In an era where most contemporary Christmas films focus on secular themes, the “Christmas spirit” is often presented as a stand-in for faith. While such portrayals highlight positive aspects of the season — joy, generosity, togetherness — they frequently sidestep the spiritual foundation of the Christian celebration: the birth of Christ. Christmas has become a cultural behemoth, transcending race, religion, and borders. In a fractured world, it is perhaps a boon that we can collectively share a holiday that brings joy. Yet every so often, even for the religiously ambiguous, it is worth revisiting Christmas’s origin story, not its watered-down and corporatized offshoot.

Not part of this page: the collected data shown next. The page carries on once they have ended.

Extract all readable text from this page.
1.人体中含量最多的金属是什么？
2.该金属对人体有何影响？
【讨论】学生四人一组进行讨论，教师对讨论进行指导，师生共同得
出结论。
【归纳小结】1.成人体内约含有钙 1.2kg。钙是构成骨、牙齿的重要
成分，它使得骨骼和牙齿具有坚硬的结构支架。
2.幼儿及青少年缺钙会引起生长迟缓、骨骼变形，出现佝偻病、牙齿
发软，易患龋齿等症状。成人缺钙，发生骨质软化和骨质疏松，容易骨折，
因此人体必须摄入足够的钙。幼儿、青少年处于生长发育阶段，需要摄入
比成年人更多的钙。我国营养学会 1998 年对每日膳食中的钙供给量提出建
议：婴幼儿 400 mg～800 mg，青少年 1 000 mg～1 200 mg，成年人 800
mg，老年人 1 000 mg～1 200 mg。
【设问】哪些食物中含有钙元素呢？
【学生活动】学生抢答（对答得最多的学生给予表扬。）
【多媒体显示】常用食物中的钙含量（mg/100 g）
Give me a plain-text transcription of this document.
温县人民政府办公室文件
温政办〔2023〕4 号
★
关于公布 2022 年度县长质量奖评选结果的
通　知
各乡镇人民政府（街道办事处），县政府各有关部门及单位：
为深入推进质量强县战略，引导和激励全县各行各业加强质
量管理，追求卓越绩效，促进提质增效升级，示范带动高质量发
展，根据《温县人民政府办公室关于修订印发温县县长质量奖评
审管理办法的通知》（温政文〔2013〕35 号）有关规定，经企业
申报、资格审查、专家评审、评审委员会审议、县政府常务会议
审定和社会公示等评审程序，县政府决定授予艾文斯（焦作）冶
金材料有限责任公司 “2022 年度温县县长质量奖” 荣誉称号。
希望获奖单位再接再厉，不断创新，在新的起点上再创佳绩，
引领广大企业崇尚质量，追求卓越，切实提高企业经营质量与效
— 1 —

Jenkins grounds Pageant in a picturesque small-town America that’s so earnestly nostalgic it feels like it tumbled out of a Norman Rockwell painting. At its heart is Judy Greer’s Grace, a quintessential small-town mom. But Grace is no Instagram “trad wife” showing off bread baked on a La Cornue stove and Smeg appliances. She’s old-school Americana: the quiet kind of steady, middle-class decency we see so rarely outside of Jimmy Stewart movies and John Mellencamp lyrics. Her life revolves around her family, the community church, and making the annual Christmas pageant a moral and joyous triumph, not for the New York Times critics, but for her neighbors.